JAKARTA, GRESNEWS.COM - Dewan Perwakilan Rakyat memberi rapor merah kepada pemerintah dalam pengelolaan Anggaran Pendapatan dan Belanja Negara Perubahan tahun 2015. DPR menilai, pemerintah gagal memaksimalkan APBN untuk menjalankan program-program sehingga target APBN-P 2015 tidak tercapai dengan baik yang berdampak pada mandeknya pertumbuhan ekonomi.

Anggota Komisi XI Kardaya Warnika merujuk pada capaian pertumbuhan ekonomi tahun 2015 yang hanya sebesar 4,79 persen. Dia menilai, pemerintah terlihat tidak bekerja keras untuk dapat memenuhi target APBN tahun lalu, sehingga pertumbuhan ekonomi terhambat.

Menurutnya, jika pola yang sama juga terulang, maka tahun ini angka pertumbuhan ekonomi tidak meningkat. Hal ini, kata dia akan membawa dampak ikutan seperti bertambahnya jumlah pengangguran.

Kardaya mengungkapkan, kekhawatiran itu sudah mulai terlihat. Karena itu dia meminta pemerintah melakukan berbagai upaya mendongkrak serapan APBN. "Tahun lalu jumlah pengangguran mencapai tujuh juta orang, belum lagi penyerapan pajak kita yang tidak maksimal. Tahun ini harus dilakukan terobosan," ungkap Kardaya Warnika dari Komisi XI di gedung DPR, Rabu, (20/7).

Di sisi lain, menurut Kardaya, pemerintah semestinya bisa bertindak lebih menyelematkan perekonomian negara. Pasalnya, APBN 2015 merupakan rekor tertinggi dalam sejarah yakni mencapai Rp1.984,1 triliun. Dari jumlah itu, sekitar Rp290,3 triliun dialokasikan untuk pembangunan infrastruktur.

Namun sayang, pemerintah gagal merealisasikan pendapatan pajak. Realisasi penerimaan pajak tahun 2015 hanya mencapai Rp1.508 triliun atau hanya 81,5 persen dari target penerimaan pajak. Akibatnya terjadi shortfall alias kekurangan penerimaan pajak sebesar Rp230 triliun. "Terlihat bahwa pemerintah kurang serius menghimpun pajak," ujar Kardaya.
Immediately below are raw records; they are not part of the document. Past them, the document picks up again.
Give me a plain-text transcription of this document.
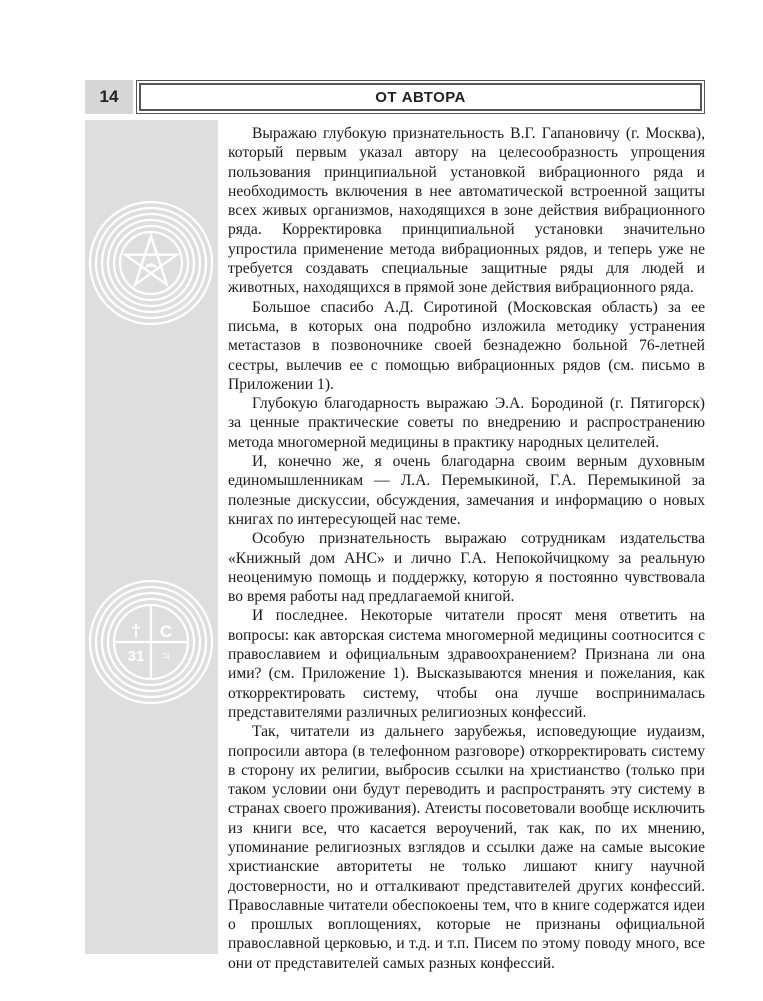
14	ОТ АВТОРА
† C
31 ♃

Выражаю глубокую признательность В.Г. Гапановичу (г. Москва), который первым указал автору на целесообразность упрощения пользования принципиальной установкой вибрационного ряда и необходимость включения в нее автоматической встроенной защиты всех живых организмов, находящихся в зоне действия вибрационного ряда. Корректировка принципиальной установки значительно упростила применение метода вибрационных рядов, и теперь уже не требуется создавать специальные защитные ряды для людей и животных, находящихся в прямой зоне действия вибрационного ряда.

Большое спасибо А.Д. Сиротиной (Московская область) за ее письма, в которых она подробно изложила методику устранения метастазов в позвоночнике своей безнадежно больной 76-летней сестры, вылечив ее с помощью вибрационных рядов (см. письмо в Приложении 1).

Глубокую благодарность выражаю Э.А. Бородиной (г. Пятигорск) за ценные практические советы по внедрению и распространению метода многомерной медицины в практику народных целителей.

И, конечно же, я очень благодарна своим верным духовным единомышленникам — Л.А. Перемыкиной, Г.А. Перемыкиной за полезные дискуссии, обсуждения, замечания и информацию о новых книгах по интересующей нас теме.

Особую признательность выражаю сотрудникам издательства «Книжный дом АНС» и лично Г.А. Непокойчицкому за реальную неоценимую помощь и поддержку, которую я постоянно чувствовала во время работы над предлагаемой книгой.

И последнее. Некоторые читатели просят меня ответить на вопросы: как авторская система многомерной медицины соотносится с православием и официальным здравоохранением? Признана ли она ими? (см. Приложение 1). Высказываются мнения и пожелания, как откорректировать систему, чтобы она лучше воспринималась представителями различных религиозных конфессий.

Так, читатели из дальнего зарубежья, исповедующие иудаизм, попросили автора (в телефонном разговоре) откорректировать систему в сторону их религии, выбросив ссылки на христианство (только при таком условии они будут переводить и распространять эту систему в странах своего проживания). Атеисты посоветовали вообще исключить из книги все, что касается вероучений, так как, по их мнению, упоминание религиозных взглядов и ссылки даже на самые высокие христианские авторитеты не только лишают книгу научной достоверности, но и отталкивают представителей других конфессий. Православные читатели обеспокоены тем, что в книге содержатся идеи о прошлых воплощениях, которые не признаны официальной православной церковью, и т.д. и т.п. Писем по этому поводу много, все они от представителей самых разных конфессий.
Celakanya, hal yang sama juga sepertinya bakal terjadi di tahun 2016 ini. Kardaya mengatakan, nominal penerimaan perpajakan turun Rp17,7 triliun atau turun 3,3 persen dibandingkan periode yang sama pada tahun 2015. Rincian penerimaan pajak 2016 sampai dengan 30 Juni adalah sebesar Rp518,4 triliun terdiri atas penerimaan PPh nonmigas Rp269,5 triliun atau hanya 33,8 persen dari target, PPh migas Rp16,3 triliun atau 44,9 persen serta PPN dan PPnBM Rp167,7 triliun atau 35,4 persen.

Sementara, penerimaan cukai hanya encapai Rp42,9 triliun atau 29 persen dari target, bea masuk Rp16 triliun atau 48 persen dan bea keluar Rp1,3 triliun atau 51,5 persen. Total penerimaan bea cukai adalah Rp60,2 triliun atau 32,7 persen dari target Rp184 triliun. "Lifting sektor migas juga rendah, padahal targetnya sudah diturunkan," kata Kardaya.

Politisi Partai Gerindra itu juga mengkritik kebijakan subsidi Bahan Bakar Minyak (BBM) khususnya solar yang tidak tepat. Kardaya merujuk pada temuan Badan Pemeriksa Keuangan (BPK) bahwa harga minyak solar lebih tinggi dari harga dasar setelah dikurangi subsidi tetap, akibatnya, rakyat harus bayar lebih mahal. "Partai Gerindra mempertanyakan maksud subsidi yang seharusnya meringankan rakyat, yang terjadi sebaliknya," ucap Kardaya.

REALISASI APBP 2016 - Sementara itu, pemerintah juga sudah melaporkan realisasi APBNP 2016 semester I ke Badan Anggaran DPR. Dalam pengantarnya, Menteri Keuangan Bambang Brodjonegoro menyatakan keyakinannya pertumbuhan ekonomi akan terdongkrak ke angka 5% meskipun perdagangan internasional masih mengalami tekanan.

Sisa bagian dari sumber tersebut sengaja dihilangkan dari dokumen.